A Note On Bitcoin

All I’ve said until now should help to explain the disruptive potential of blockchain technologies. Its success would mean the obviation of whole payments cartel.

The Bitcoin infrastructure is not owned, but is a de-facto commons. This raises difficult questions about governance, which became a serious problem when a fork, Bitcoin XT was proposed. Decisions in Bitcoin are taken democratically, not with one person/one vote, but one miner/one vote. The owners of the mining machines are not representative of all Bitcoin’s stakeholders. The major dilemma in the community is now whether to develop the system towards greater adoption by complying with regulation, or to continue in the legal grey areas but upholding libertarian ideals.
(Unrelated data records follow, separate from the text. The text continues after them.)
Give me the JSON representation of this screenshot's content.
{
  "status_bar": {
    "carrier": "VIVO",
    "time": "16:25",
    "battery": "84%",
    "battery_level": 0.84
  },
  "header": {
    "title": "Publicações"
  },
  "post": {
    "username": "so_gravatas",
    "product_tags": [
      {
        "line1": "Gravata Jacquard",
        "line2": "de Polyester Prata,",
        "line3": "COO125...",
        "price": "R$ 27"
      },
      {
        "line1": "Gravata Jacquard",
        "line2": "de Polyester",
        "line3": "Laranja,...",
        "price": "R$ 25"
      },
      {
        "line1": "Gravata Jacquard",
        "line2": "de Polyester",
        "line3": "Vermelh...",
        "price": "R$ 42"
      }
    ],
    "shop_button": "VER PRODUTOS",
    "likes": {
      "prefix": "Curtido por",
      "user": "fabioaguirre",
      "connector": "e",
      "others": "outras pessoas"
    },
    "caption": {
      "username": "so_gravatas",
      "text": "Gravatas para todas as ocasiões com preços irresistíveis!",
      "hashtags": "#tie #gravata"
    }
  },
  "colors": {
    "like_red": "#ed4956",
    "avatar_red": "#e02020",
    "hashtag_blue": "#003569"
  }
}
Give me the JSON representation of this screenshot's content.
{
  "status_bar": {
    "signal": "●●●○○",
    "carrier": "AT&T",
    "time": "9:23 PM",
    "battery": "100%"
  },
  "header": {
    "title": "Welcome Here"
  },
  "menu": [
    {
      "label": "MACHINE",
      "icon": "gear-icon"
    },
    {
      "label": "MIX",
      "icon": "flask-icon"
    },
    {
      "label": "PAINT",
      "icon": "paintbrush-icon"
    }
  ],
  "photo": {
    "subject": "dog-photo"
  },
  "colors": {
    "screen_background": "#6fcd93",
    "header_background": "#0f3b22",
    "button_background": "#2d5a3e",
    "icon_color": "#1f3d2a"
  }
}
There is much confusion in the cryptocurrency discourse about the decentralisation of money and payments. All cryptocurrencies are built on a singleton ledger which is distributed across many machines. A single ledger is a point of centralisation, as is a single currency, even if there are many copies of the ledger in a distributed data architecture. Advocates of economic and financial decentralisation are very pleased to have witnessed the arrival of blockchain technologies, but cannot celebrate all the focus on a single currency with a single issuance policy (or algorithm) on a singleton ledger. Many have envisaged a multi-currency marketplace with cryptocurrencies freely competing, thus allowing for a deeper decentralisation, but progress in this direction is as slow as uptake of those alt-currencies, almost none of which have any basis for being valuable, (such as a commodity backing or legal pronouncement) nor could compete with Bitcoin in any meaningful way.